If anyone else is also interested in why players are leaving, I suggest leaving a comment over at his site asking him to consider extending his survey to include this. Maybe if there's enough interest he might consider it.
First reaction: this survey won't tell you anything about MMORPG players in general, only about WoW players since only active WoW players can participate. Which, incidentally, rules out Tobold.
Something to keep in mind: the survey is a self-selected sample, which automatically means that the results have exactly zero chance of being representative of the global population.
@gabbastorm: Looking at players leaving is definitely a good idea ...

@Mike: One of the primary reasons why we picked WoW is because Blizzard releases lots of public data on characters. For example, the Armory has over 3,500 variables per character.
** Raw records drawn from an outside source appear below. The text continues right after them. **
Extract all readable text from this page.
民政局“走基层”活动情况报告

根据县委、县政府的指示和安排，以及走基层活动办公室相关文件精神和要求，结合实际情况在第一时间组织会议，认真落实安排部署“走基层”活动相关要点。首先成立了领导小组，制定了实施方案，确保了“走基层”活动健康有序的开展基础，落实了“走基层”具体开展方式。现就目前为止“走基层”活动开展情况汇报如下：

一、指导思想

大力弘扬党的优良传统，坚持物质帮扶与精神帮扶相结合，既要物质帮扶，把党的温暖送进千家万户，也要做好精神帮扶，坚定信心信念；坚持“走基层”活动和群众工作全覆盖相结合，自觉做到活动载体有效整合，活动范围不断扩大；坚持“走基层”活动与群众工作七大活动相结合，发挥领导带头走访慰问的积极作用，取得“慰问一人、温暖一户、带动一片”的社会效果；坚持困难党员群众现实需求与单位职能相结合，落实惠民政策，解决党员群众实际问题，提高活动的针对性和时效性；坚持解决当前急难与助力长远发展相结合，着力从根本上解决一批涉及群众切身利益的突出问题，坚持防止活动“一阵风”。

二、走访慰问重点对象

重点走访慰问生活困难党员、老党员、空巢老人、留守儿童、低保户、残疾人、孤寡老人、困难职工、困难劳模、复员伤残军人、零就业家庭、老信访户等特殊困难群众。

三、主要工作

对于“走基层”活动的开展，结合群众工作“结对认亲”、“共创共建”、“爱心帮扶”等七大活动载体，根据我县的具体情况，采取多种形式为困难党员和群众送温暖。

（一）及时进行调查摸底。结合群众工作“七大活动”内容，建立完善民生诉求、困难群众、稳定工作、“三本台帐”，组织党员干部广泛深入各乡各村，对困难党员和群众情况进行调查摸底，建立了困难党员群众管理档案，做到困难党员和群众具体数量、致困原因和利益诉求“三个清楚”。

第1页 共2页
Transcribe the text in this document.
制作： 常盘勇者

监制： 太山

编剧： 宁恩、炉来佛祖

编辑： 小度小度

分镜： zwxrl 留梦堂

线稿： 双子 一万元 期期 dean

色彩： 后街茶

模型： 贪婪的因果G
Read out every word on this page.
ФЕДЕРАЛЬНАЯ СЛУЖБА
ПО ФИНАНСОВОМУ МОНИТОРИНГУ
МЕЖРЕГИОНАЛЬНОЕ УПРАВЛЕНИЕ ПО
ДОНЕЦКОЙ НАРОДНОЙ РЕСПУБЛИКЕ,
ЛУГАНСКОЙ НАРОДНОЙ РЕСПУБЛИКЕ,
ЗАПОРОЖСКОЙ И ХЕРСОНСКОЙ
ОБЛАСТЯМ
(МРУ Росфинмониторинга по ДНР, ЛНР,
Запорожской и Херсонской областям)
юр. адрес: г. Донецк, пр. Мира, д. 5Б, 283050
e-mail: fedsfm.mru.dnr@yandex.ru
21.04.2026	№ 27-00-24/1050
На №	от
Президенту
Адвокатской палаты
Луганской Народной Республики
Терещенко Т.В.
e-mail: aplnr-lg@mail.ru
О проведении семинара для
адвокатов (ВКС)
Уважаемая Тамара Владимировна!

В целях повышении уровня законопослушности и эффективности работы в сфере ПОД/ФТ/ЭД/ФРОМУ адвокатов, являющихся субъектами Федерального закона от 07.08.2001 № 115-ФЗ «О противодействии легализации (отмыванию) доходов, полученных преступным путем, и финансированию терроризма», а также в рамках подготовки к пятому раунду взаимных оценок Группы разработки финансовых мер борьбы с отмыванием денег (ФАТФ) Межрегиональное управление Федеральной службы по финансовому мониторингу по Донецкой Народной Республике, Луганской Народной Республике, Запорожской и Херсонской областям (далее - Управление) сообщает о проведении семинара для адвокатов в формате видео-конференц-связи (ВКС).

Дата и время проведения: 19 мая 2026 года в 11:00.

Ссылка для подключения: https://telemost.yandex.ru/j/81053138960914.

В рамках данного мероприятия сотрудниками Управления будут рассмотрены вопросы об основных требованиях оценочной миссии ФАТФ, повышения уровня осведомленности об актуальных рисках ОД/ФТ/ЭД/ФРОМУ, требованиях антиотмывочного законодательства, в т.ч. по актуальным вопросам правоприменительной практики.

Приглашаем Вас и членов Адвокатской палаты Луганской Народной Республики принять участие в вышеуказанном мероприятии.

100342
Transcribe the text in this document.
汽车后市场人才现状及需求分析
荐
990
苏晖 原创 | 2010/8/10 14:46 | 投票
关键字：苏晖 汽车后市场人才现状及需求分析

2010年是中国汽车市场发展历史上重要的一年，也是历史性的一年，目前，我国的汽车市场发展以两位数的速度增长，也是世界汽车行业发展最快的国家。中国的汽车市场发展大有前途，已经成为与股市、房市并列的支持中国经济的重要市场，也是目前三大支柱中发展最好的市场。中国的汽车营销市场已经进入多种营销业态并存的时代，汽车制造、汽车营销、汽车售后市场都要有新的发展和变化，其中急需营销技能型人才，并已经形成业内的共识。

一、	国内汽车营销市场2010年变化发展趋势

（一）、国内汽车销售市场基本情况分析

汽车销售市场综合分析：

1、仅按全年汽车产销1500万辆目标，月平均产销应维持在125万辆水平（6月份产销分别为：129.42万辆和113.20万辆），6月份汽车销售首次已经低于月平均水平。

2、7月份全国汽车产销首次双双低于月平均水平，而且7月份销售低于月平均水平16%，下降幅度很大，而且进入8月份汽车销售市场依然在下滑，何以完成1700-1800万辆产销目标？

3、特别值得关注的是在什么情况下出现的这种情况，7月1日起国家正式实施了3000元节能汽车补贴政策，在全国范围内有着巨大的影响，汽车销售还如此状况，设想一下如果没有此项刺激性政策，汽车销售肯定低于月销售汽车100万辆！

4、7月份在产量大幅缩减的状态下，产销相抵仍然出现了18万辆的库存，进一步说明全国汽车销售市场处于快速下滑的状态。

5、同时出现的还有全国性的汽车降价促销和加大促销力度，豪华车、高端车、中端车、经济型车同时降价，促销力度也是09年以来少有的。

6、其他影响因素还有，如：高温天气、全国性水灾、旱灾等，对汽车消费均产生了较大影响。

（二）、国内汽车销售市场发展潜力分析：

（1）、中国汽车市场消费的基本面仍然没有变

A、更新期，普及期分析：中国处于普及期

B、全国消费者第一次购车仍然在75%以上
No other MMO comes close in terms of public behavioral data. Another reason is the broad localization around the world, which makes it possible to compare sizeable numbers of, say, EU vs US vs China WoW players. I'm not saying this to imply that this focus is perfect, but just to provide some of the background rationale on our design choice.

@Helistar: I've addressed some sampling issues elsewhere (, but the short story is that so much research has been done with WoW players using a variety of methods--including randomly-sampled server-side research, that it is now possible to understand, triangulate, and correct these skews. Also, it bears to keep in mind that the scientific method is a gradual, cumulative process. Seldom does any one study provide a definitive answer, but over time, consistent patterns and trends across games, genres, and cultures do emerge. This has also been the case with MMO research. When multiple studies using different samples and different methods lead to the same findings, we become more certain of these findings over time.

Wherever you have human participants, you run into a self-selection problem because we can't coerce people to participate in studies. But just because a method isn't perfect doesn't mean we should ignore the research question altogether.
I love MMO research. I tried to write a paper on EQ in Sociology 10 years ago but was told it isn't a valid topic. Wish I had done it anyways.

I think some enteries for ex wow players would be good but I would be careful with what options are available as most people hate everything about a MMO after they stop playing it.
"Only individuals aged 18 or above and are not currently incarcerated are eligible to participate in this study."

I wasn't aware they allowed people to play WoW while in prison...
I find it interesting that the study wants to do regular follow-ups for twelve months. I wonder how many people will actually continue playing throughout that entire time?